Miércoles de la III semana de Pascua (B)

Lectura del santo Evangelio según san Juan( 6, 35-40)

Jesús les contestó: «Yo soy el pan de vida. El que viene a mí no tendrá hambre, y el que cree en mí no tendrá sed jamás; pero, como os he dicho, me habéis visto y no creéis. Todo lo que me da el Padre vendrá a mí, y al que venga a mí no lo echaré afuera, porque he bajado del cielo no para hacer mi voluntad, sino la voluntad del que me ha enviado. Esta es la voluntad del que me ha enviado: que no pierda nada de lo que me dio, sino que lo resucite en el último día. Esta es la voluntad de mi Padre: que todo el que ve al Hijo y cree en él tenga vida eterna, y yo lo resucitaré en el último día».

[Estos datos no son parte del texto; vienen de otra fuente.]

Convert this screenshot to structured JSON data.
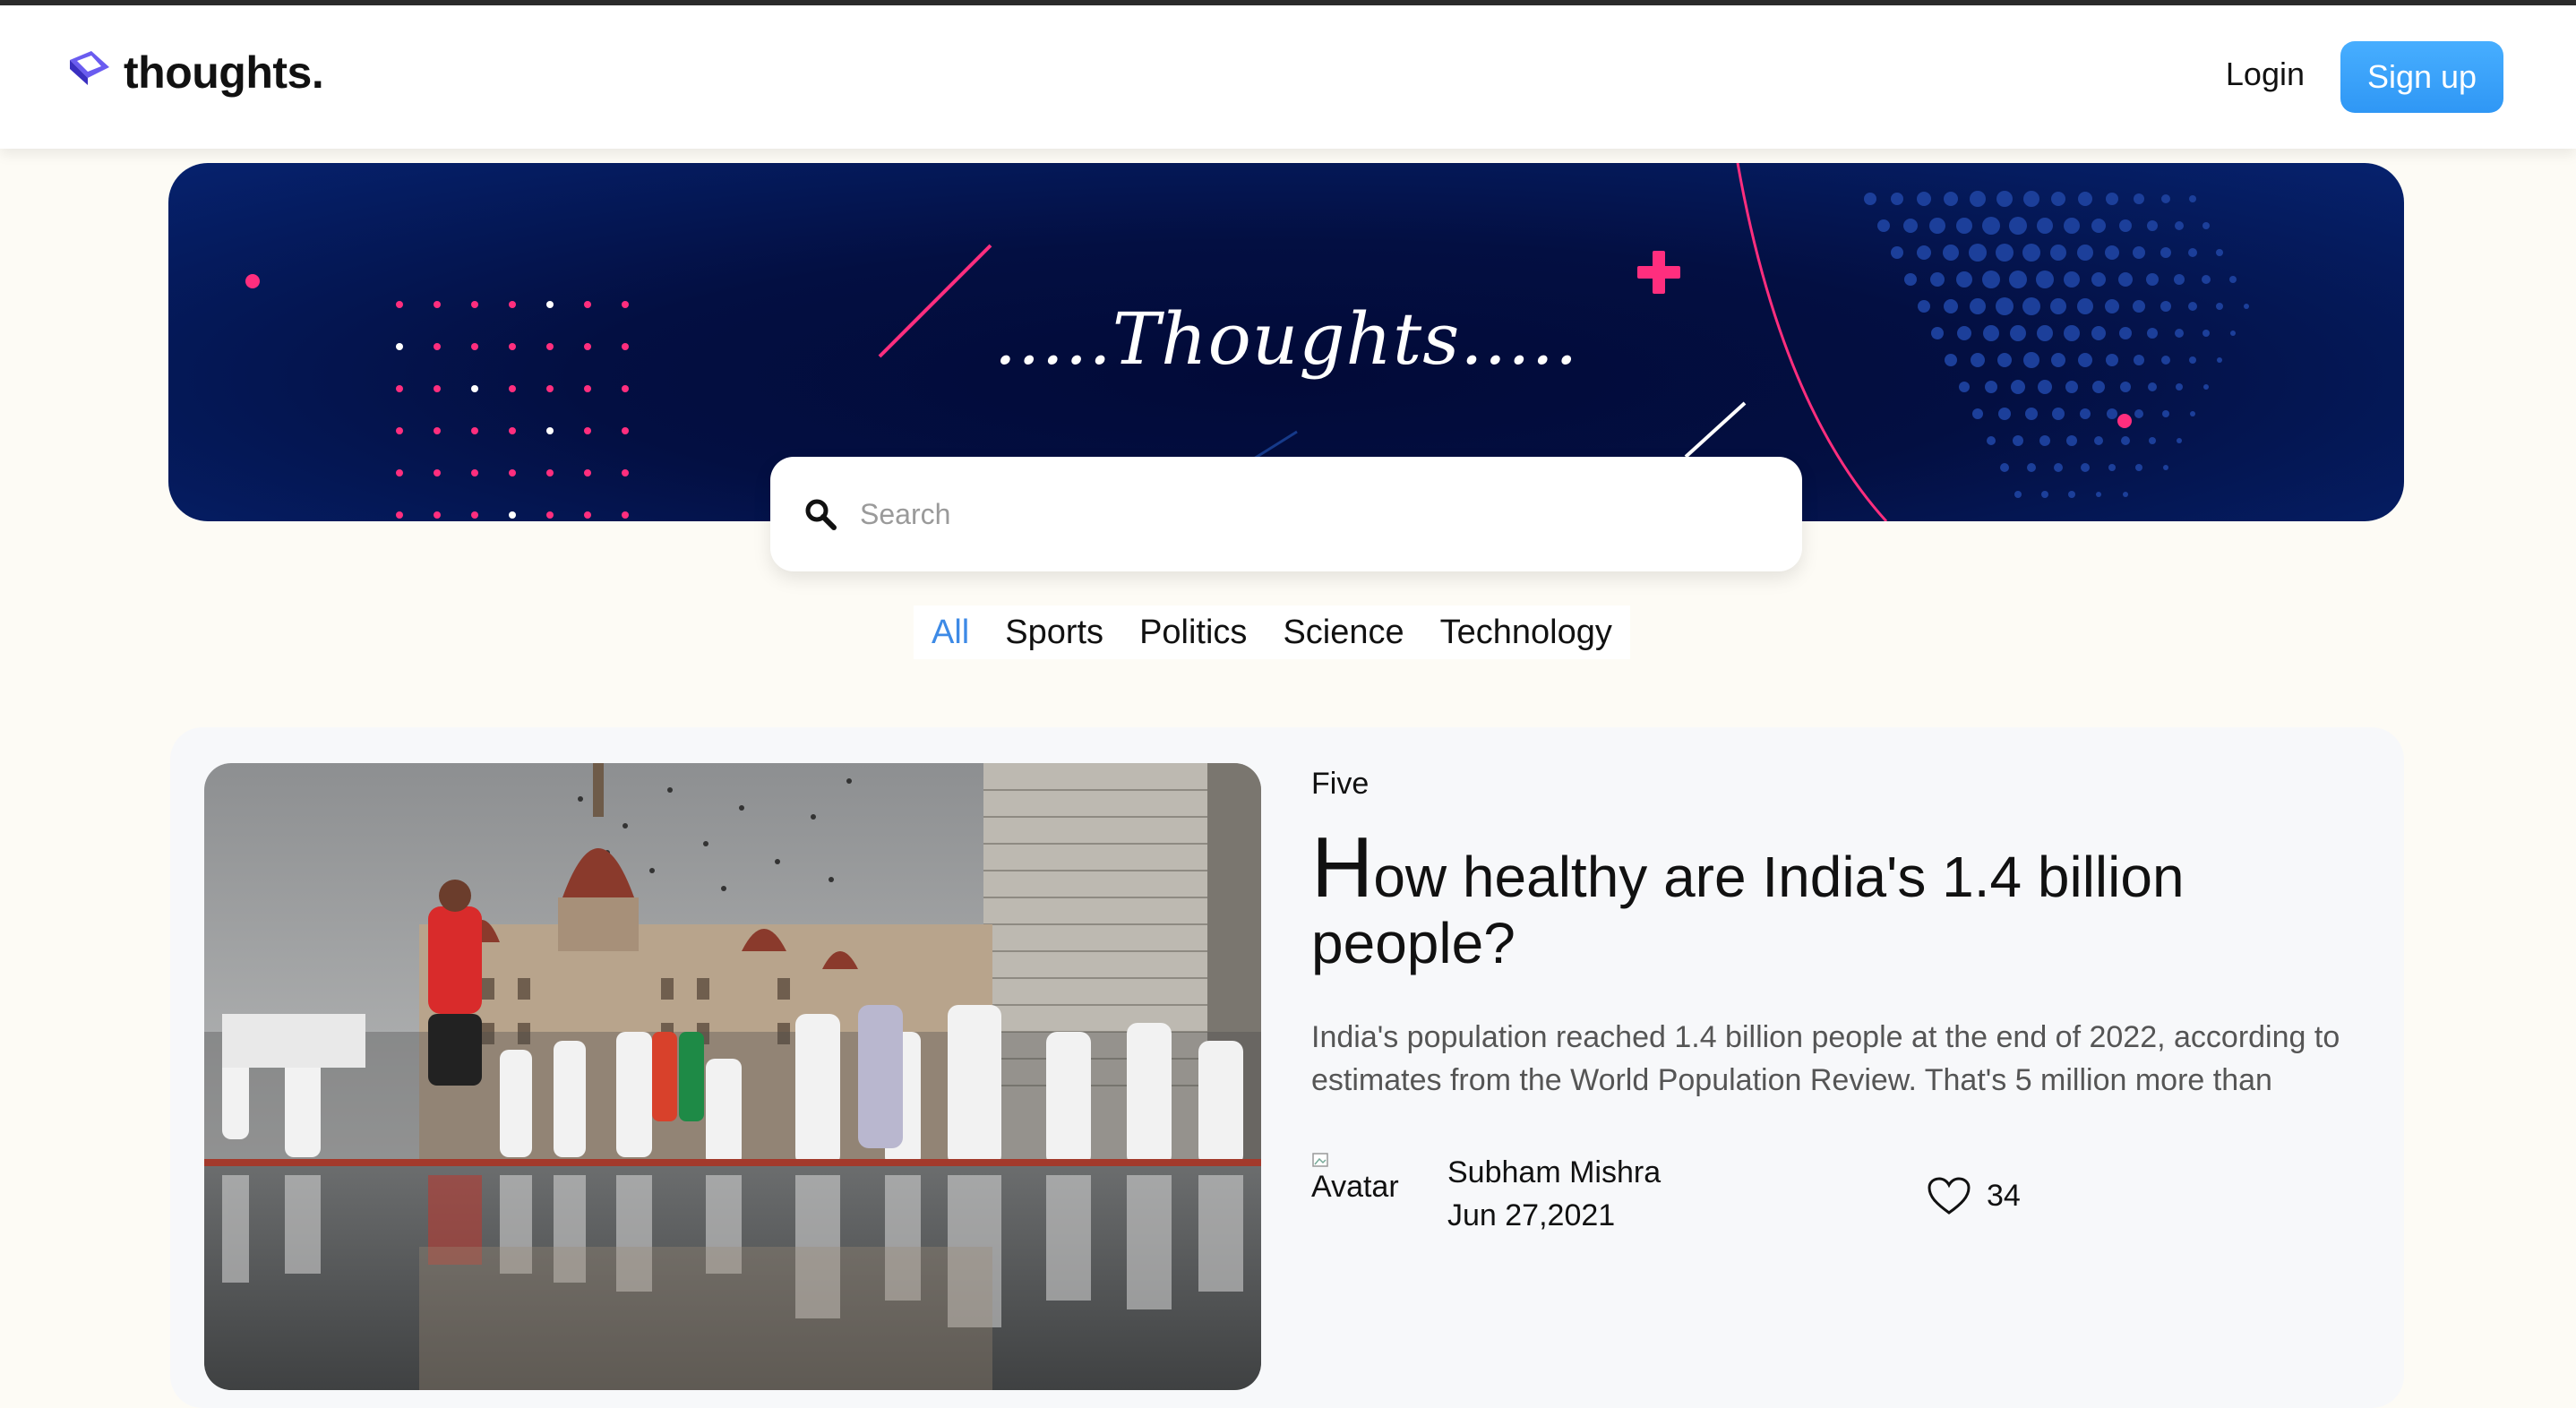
{
  "brand": {
    "name": "thoughts.",
    "accent": "#4f46e5"
  },
  "header": {
    "login_label": "Login",
    "signup_label": "Sign up",
    "signup_color": "#3aa2fb"
  },
  "hero": {
    "title": ".....Thoughts....."
  },
  "search": {
    "placeholder": "Search",
    "icon": "search-icon"
  },
  "tabs": [
    {
      "label": "All",
      "active": true
    },
    {
      "label": "Sports",
      "active": false
    },
    {
      "label": "Politics",
      "active": false
    },
    {
      "label": "Science",
      "active": false
    },
    {
      "label": "Technology",
      "active": false
    }
  ],
  "post": {
    "category": "Five",
    "title_first_letter": "H",
    "title_rest": "ow healthy are India's 1.4 billion people?",
    "excerpt": "India's population reached 1.4 billion people at the end of 2022, according to estimates from the World Population Review. That's 5 million more than",
    "avatar_alt": "Avatar",
    "author": "Subham Mishra",
    "date": "Jun 27,2021",
    "likes": "34",
    "like_icon": "heart-icon"
  },
  "colors": {
    "tab_active": "#3d8ae6",
    "hero_pink": "#ff2e7e",
    "hero_navy": "#030f42"
  }
}
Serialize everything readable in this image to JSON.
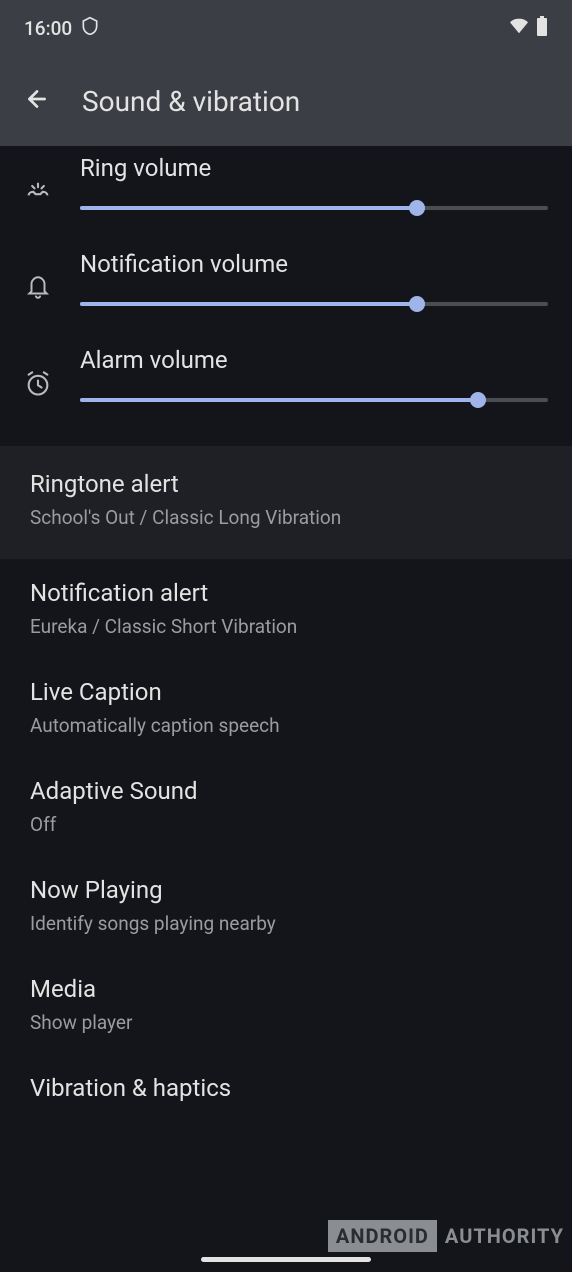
{
  "status": {
    "time": "16:00"
  },
  "header": {
    "title": "Sound & vibration"
  },
  "sliders": [
    {
      "label": "Ring volume",
      "value": 72
    },
    {
      "label": "Notification volume",
      "value": 72
    },
    {
      "label": "Alarm volume",
      "value": 85
    }
  ],
  "items": [
    {
      "title": "Ringtone alert",
      "subtitle": "School's Out / Classic Long Vibration",
      "highlighted": true
    },
    {
      "title": "Notification alert",
      "subtitle": "Eureka / Classic Short Vibration"
    },
    {
      "title": "Live Caption",
      "subtitle": "Automatically caption speech"
    },
    {
      "title": "Adaptive Sound",
      "subtitle": "Off"
    },
    {
      "title": "Now Playing",
      "subtitle": "Identify songs playing nearby"
    },
    {
      "title": "Media",
      "subtitle": "Show player"
    },
    {
      "title": "Vibration & haptics",
      "subtitle": ""
    }
  ],
  "watermark": {
    "box": "ANDROID",
    "text": "AUTHORITY"
  }
}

Esta es la voluntad del Padre: que todo el que ve al Hijo tenga vida eterna.

El diálogo se va transformando, poco a poco, en una disertación de Jesús sobre el carácter extraordinario que tiene el Pan de Vida. Son muchas las coincidencias con el maná del desierto: es cotidiano, cada uno tiene que recoger su ración diaria, no puede guardarse sino que hay que consumirlo de inmediato, sacia el hambre, cae del cielo por gracia divina con su pueblo… pero Jesús pone de manifiesto sus diferencias también. Entre ellas, la más importante: se trata de un alimento que permite alcanzar la gloria sin que perezca el hombre, salvado el mayor obstáculo que nos presenta la vida, como es precisamente la muerte. Es un alimento de vida eterna, de resurrección en el último día y eso tropieza con la incredulidad y la extrañeza no sólo de quienes lo escuchaban en Galilea hace dos mil años sino aquí mismo en nuestros días. Pero esa es la base de nuestra fe: Dios ha amado tanto al mundo que ha entregado a su Unigénito para que el mundo se salve, Jesús es el verdadero pan bajado del cielo que hay que comer para la salvación del mundo.